#  > 【月之花海】獸迷、毛毛、Furry討論區 >  > 幻想森林 >  > [資料] [日本妖怪]貓又

## wingwolf

貓又，又俗稱爲貓妖、貓股。據說貓有九條命，當貓養到9年後它就會長出一條尾巴，每9年長一條，一直會長9條，當有了9條的貓又過了9年就會化成人形，這時貓才是真正有了9條命，在中國也叫九命貓妖。貓又位於鳥山石燕《百鬼夜行》之前篇陰之卷。是相當具有靈氣的邪妖，也是在民間被認爲最接近與現實的妖怪。一般的貓又都是具有10年歲數以上的老貓，最明顯的特征是兩尾分岔成二股，妖力越大，分岔越明顯，在光線較暗的情況下貓又其背中部在發光，極品的貓又則是純粹的兩尾貓了，碰見了他可不是好事，是非常凶殘的，利用不遜色於喪犬的憐牙力齒，能將山中的其他妖獸撕裂得粉碎後吃掉，同時也會咬傷人類和家畜。此外還能像雜耍木偶戲一樣用妖力招手操控屍體。不過貓妖也有惡搞的一面，那便是喬裝於美女與老太婆來欺騙路人........不過這樣的前提往往是其先已吃掉了所要變爲對象的那個人，至於爲什麽要吃人的原因其實也就是爲了維持自己的生命，既然它具有了一定靈力，或感知人類內心的想法，那它就需要某些東西來維持他所具有的這種獨特本領，那就是吃人。但若說到恐怖的一面，應該還是屍變，所以古人叮囑的不要讓貓類接近與墳的謹句還是流傳了下來。 

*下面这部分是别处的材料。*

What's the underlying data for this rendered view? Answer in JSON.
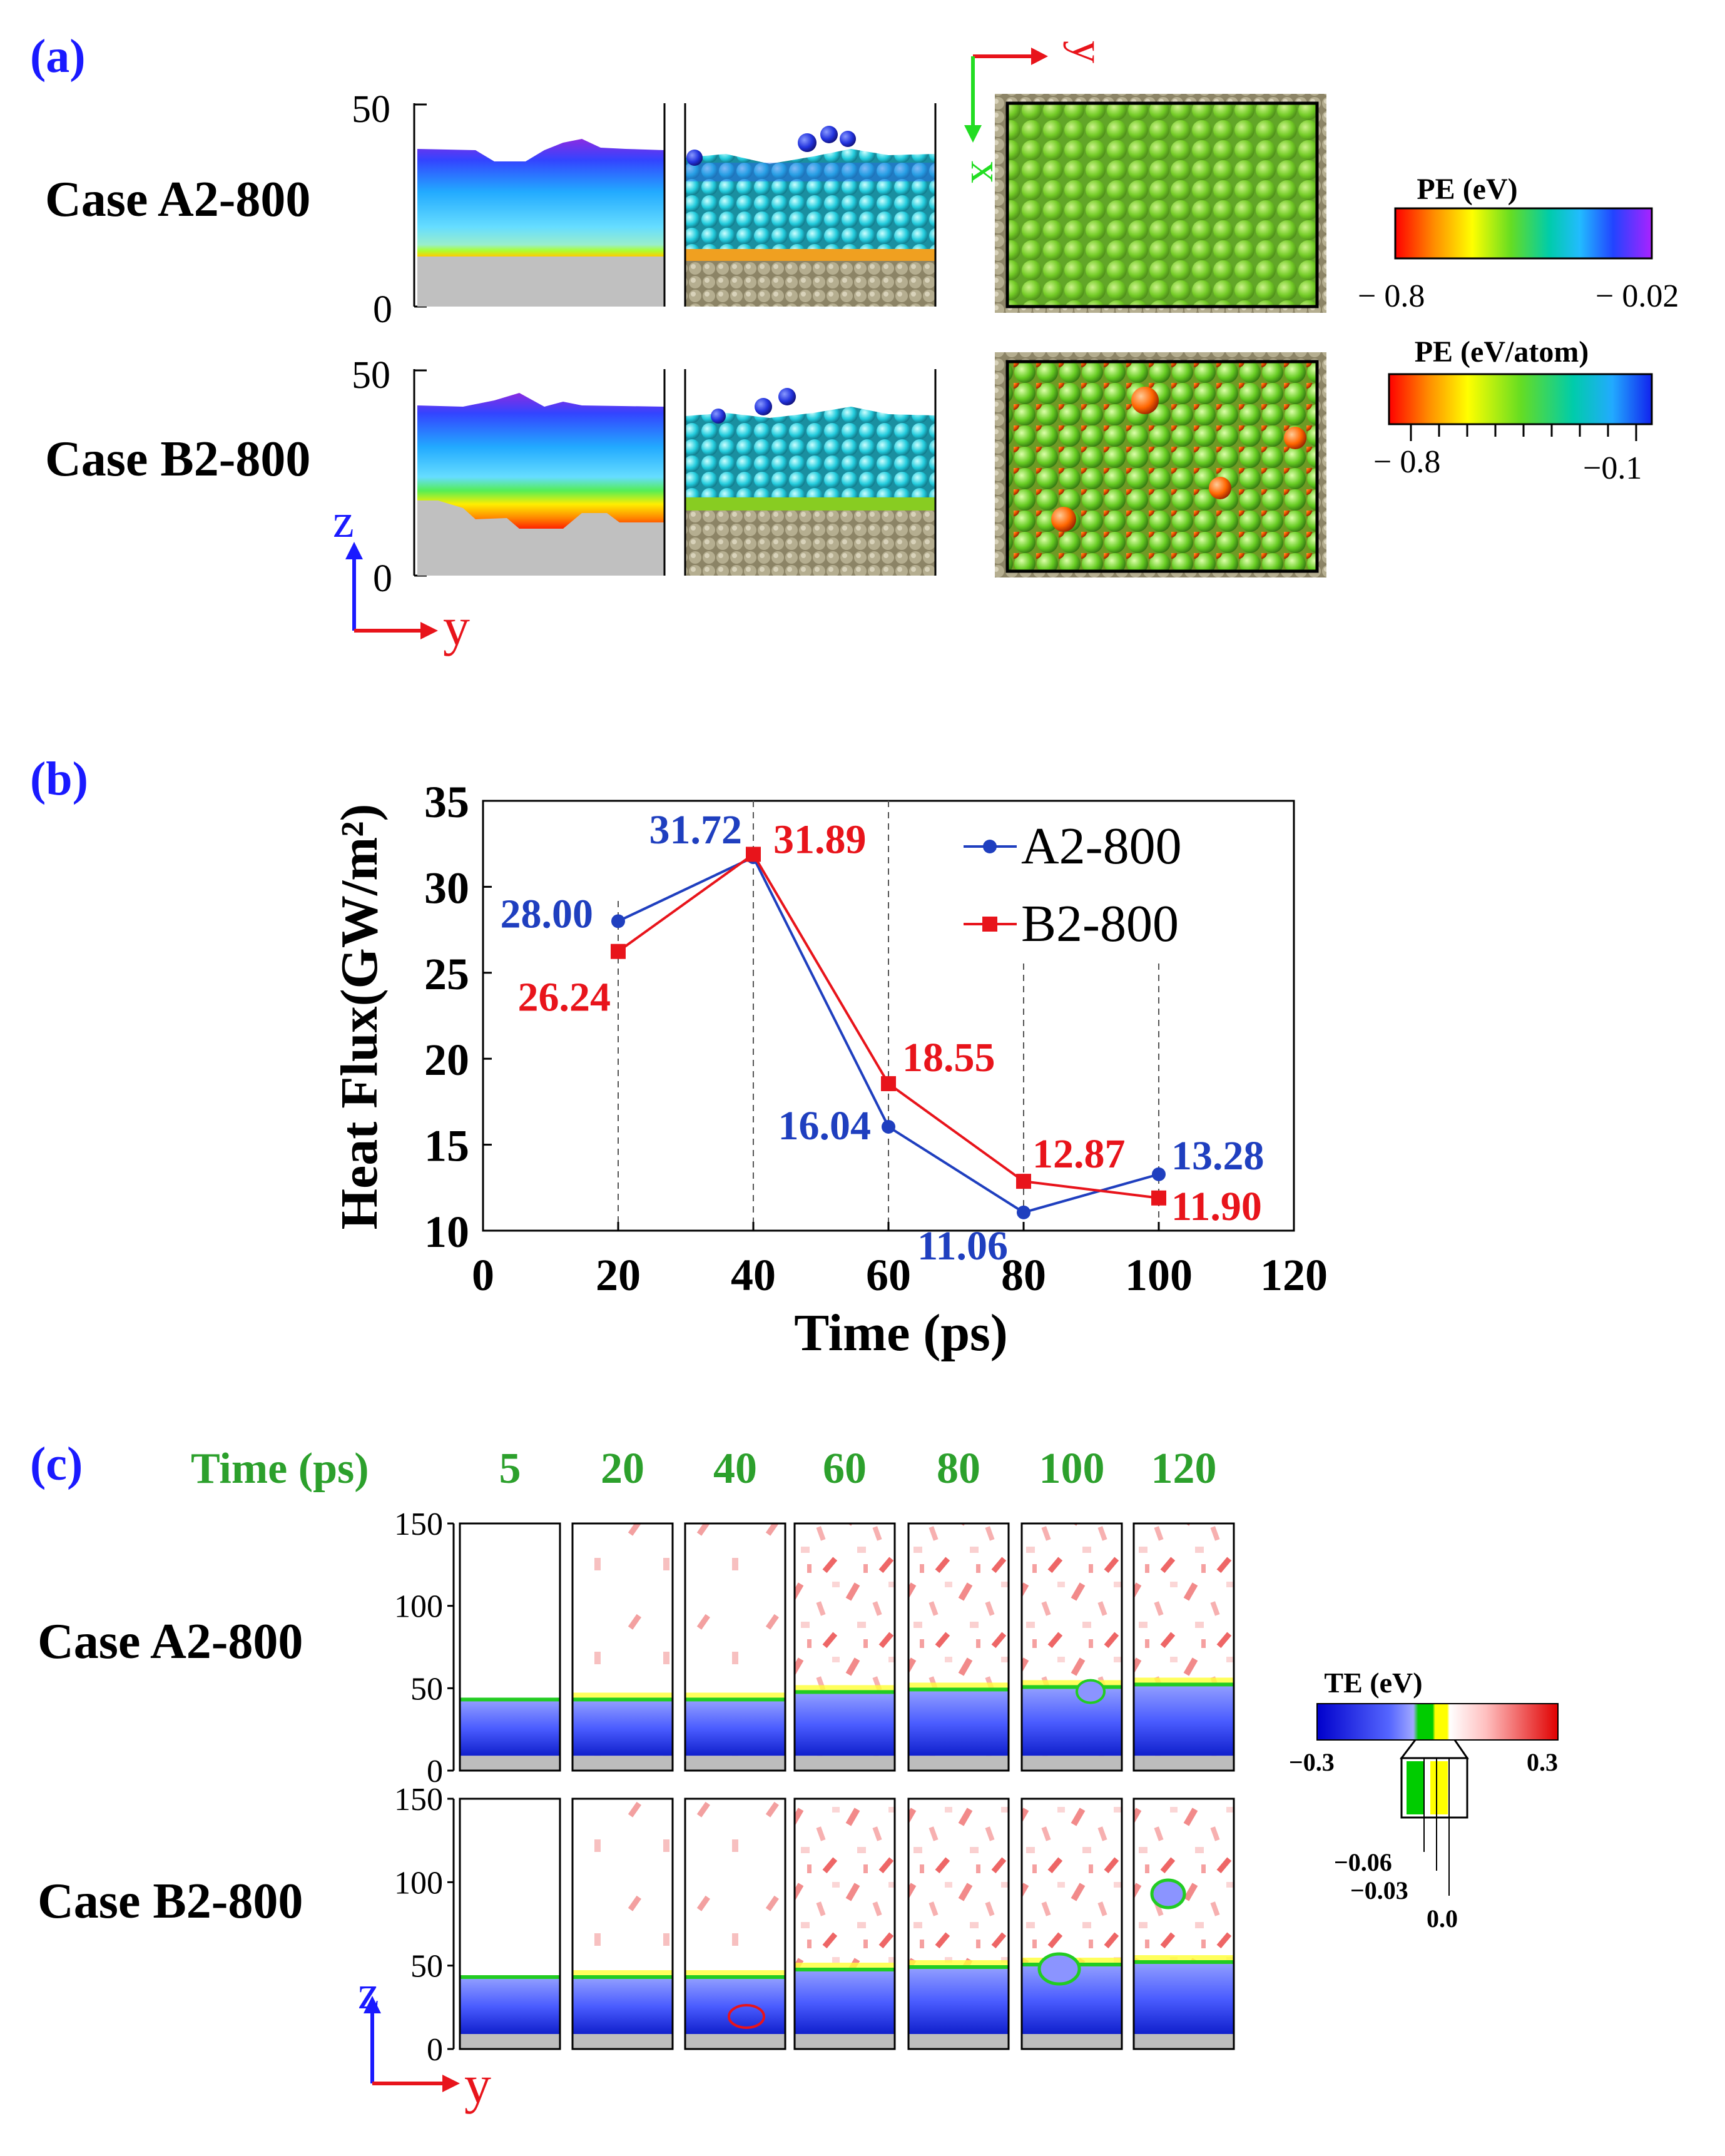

　　雖然貓又沒列入日本三大國妖之類，但對於日本的影響卻是廣泛而深入的，關於此的周邊趣文也相當的多，比如有專門同好組建的貓又同盟，他們對貓又的研究之深令人汗顔，而他們的據點就包括日本有名的旅遊勝地“貓又山”，（另稱勝三山）位於貓又谷內，附近還有有名的金太郎溫泉，另外兩處分別是位於新瀉縣三島郡三島町的貓又大明神和黑部峽谷鐵道的貓又站，之所以選擇這些地方，據說這三處都是貓又出現比較頻繁的地方，有興趣有條件的朋友們不妨去探索探索。 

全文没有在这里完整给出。